If successfully applied in humans, such transplants would be a major advance in T1D therapy, and could potentially correct the underlying defect of the disease. Regarding human trials of this strategy, Cooper noted, “We are getting closer to initiating trials of pig islet transplantation in human patients with diabetes in whom control of blood sugar is proving difficult.” These trials would benefit patients maintain normal blood glucose level without insulin injections. Ultimately, explained Cooper, “improved glycemic control from transplantation could help prevent later diabetes-related complications such as kidney failure.”

Pig islet transplantation is not the only line of research in treating the complications of T1D. As discussed by Chad A. Cowan, PhD, of the Harvard Stem Cell Institute, another approach to acheiving islet cells replacement would involve creating a new set of insulin-producing pancreatic cells from laboratory-grown stem cells.

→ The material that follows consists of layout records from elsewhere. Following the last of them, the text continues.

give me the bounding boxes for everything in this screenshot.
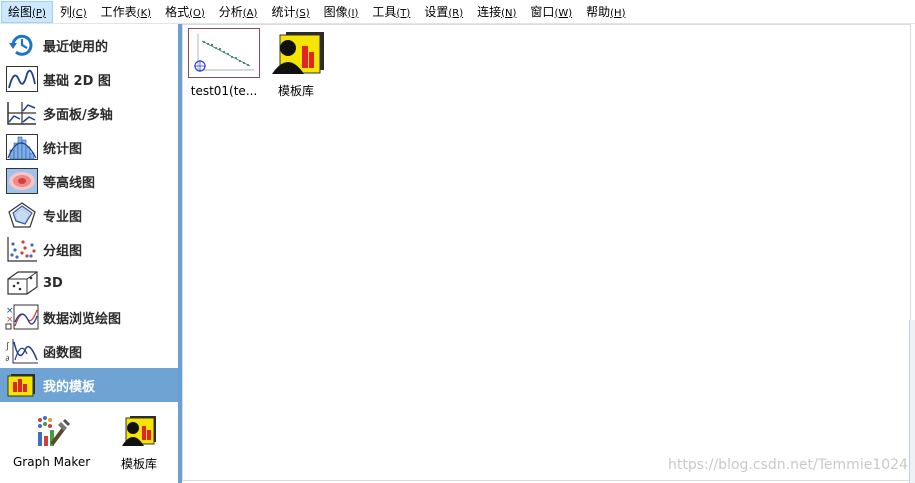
template-library-button[interactable]: 模板库 <box>120 414 158 472</box>
category-function[interactable]: ∫ ∂ 函数图 <box>0 334 178 368</box>
graph-maker-button[interactable]: Graph Maker <box>13 414 90 469</box>
category-label: 等高线图 <box>43 175 96 191</box>
category-grouped[interactable]: 分组图 <box>0 232 178 266</box>
template-library-icon <box>120 414 158 451</box>
radar-icon <box>5 201 39 229</box>
menu-image[interactable]: 图像(I) <box>317 1 366 23</box>
scatter-thumbnail-icon <box>188 28 260 78</box>
cube-3d-icon <box>5 269 39 297</box>
category-label: 函数图 <box>43 345 83 361</box>
svg-text:∫: ∫ <box>5 342 10 351</box>
data-explore-icon: × × <box>5 303 39 331</box>
category-list: 最近使用的 基础 2D 图 多面板/多轴 统计图 等高线图 专业图 分组图 3D… <box>0 28 178 402</box>
template-item-test01[interactable]: test01(te... <box>187 28 261 98</box>
menu-statistics[interactable]: 统计(S) <box>264 1 316 23</box>
category-panel: 最近使用的 基础 2D 图 多面板/多轴 统计图 等高线图 专业图 分组图 3D… <box>0 24 178 483</box>
category-label: 最近使用的 <box>43 39 109 55</box>
category-label: 我的模板 <box>43 379 96 395</box>
category-label: 统计图 <box>43 141 83 157</box>
category-label: 基础 2D 图 <box>43 73 111 89</box>
menu-window[interactable]: 窗口(W) <box>523 1 579 23</box>
menu-tools[interactable]: 工具(T) <box>365 1 417 23</box>
svg-text:∂: ∂ <box>5 354 10 363</box>
menu-worksheet[interactable]: 工作表(K) <box>94 1 158 23</box>
category-label: 分组图 <box>43 243 83 259</box>
menu-connectivity[interactable]: 连接(N) <box>470 1 523 23</box>
template-item-library[interactable]: 模板库 <box>259 28 333 99</box>
menu-settings[interactable]: 设置(R) <box>417 1 470 23</box>
recent-icon <box>5 31 39 59</box>
graph-maker-icon <box>34 414 70 451</box>
tools-area: Graph Maker 模板库 <box>0 414 178 483</box>
menu-column[interactable]: 列(C) <box>53 1 94 23</box>
function-icon: ∫ ∂ <box>5 337 39 365</box>
menu-help[interactable]: 帮助(H) <box>579 1 632 23</box>
category-recent[interactable]: 最近使用的 <box>0 28 178 62</box>
watermark-text: https://blog.csdn.net/Temmie1024 <box>668 457 908 473</box>
category-label: 数据浏览绘图 <box>43 311 122 327</box>
category-label: 3D <box>43 275 63 291</box>
category-multipanel[interactable]: 多面板/多轴 <box>0 96 178 130</box>
template-item-label: test01(te... <box>190 84 258 98</box>
window-edge <box>909 320 915 483</box>
category-basic-2d[interactable]: 基础 2D 图 <box>0 62 178 96</box>
histogram-icon <box>5 133 39 161</box>
category-label: 专业图 <box>43 209 83 225</box>
my-template-icon <box>5 371 39 399</box>
grouped-scatter-icon <box>5 235 39 263</box>
category-contour[interactable]: 等高线图 <box>0 164 178 198</box>
line-2d-icon <box>5 65 39 93</box>
category-my-templates[interactable]: 我的模板 <box>0 368 178 402</box>
category-data-explore[interactable]: × × 数据浏览绘图 <box>0 300 178 334</box>
graph-maker-label: Graph Maker <box>13 455 91 469</box>
category-statistics[interactable]: 统计图 <box>0 130 178 164</box>
template-item-label: 模板库 <box>277 84 314 98</box>
category-3d[interactable]: 3D <box>0 266 178 300</box>
template-library-icon <box>261 28 331 76</box>
contour-icon <box>5 167 39 195</box>
template-grid: test01(te... 模板库 <box>182 24 911 481</box>
menu-format[interactable]: 格式(O) <box>158 1 212 23</box>
menu-analysis[interactable]: 分析(A) <box>212 1 265 23</box>
template-library-label: 模板库 <box>120 457 157 471</box>
multipanel-icon <box>5 99 39 127</box>
menu-plot[interactable]: 绘图(P) <box>1 0 53 23</box>
menu-bar: 绘图(P) 列(C) 工作表(K) 格式(O) 分析(A) 统计(S) 图像(I… <box>0 0 915 24</box>
category-label: 多面板/多轴 <box>43 107 113 123</box>
category-specialized[interactable]: 专业图 <box>0 198 178 232</box>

Unfortunately, developing islet cells is a major engineering challenge. Specifically, developing beta cells outside the human body requires administering 150 combinations of 70 substances in a precisely regulated sequence that may be difficult to replicate outside a living organism. Researchers would also need a line of laboratory grown universal donor stem cells that compatible with a genetically heterogeneous patient population.

In addition to these challenges, use of islet cells would require a method of protecting the cells from the immune system. Proposed approaches to immune protection include physical methods, such as placing the replacement islet cells into retrievable macrocapsules or non-retrievable modified alginates. These physical methods would be used in combination with biochemical methods, such as using gene editing to remove major histocompatibility complexes from islet stem cells, or by harnessing some of the immune tolerance pathways that exist in developing fetuses and cancers.

With the ability to develop replacement islet cells that can stay in the body and escape destruction by the immune system, researchers may be able to treat T1D using regenerative medicine techniques. If these strategies are successful in T1D, researchers could apply the same techniques in other diseases, such as Parkinson’s disease, multiple sclerosis, and cancer.

Ultimately, concluded Cowan, “If successful, our proposed work could have an enormous impact on regenerative medicine. It could lead the way to rigorously tested universal donor stem cells that could be grown and differentiated into very large numbers of cells, made widely available to all medical institutions and used on demand to treat patients suffering from type 1 diabetes and a variety of degenerative illnesses.” Through gene editing and advanced methods for inducing immune tolerance, researchers hope to develop new therapeutics for a paradigm-changing shift, not only in the treatment of T1D, but also in the emerging field of regenerative medicine as a whole.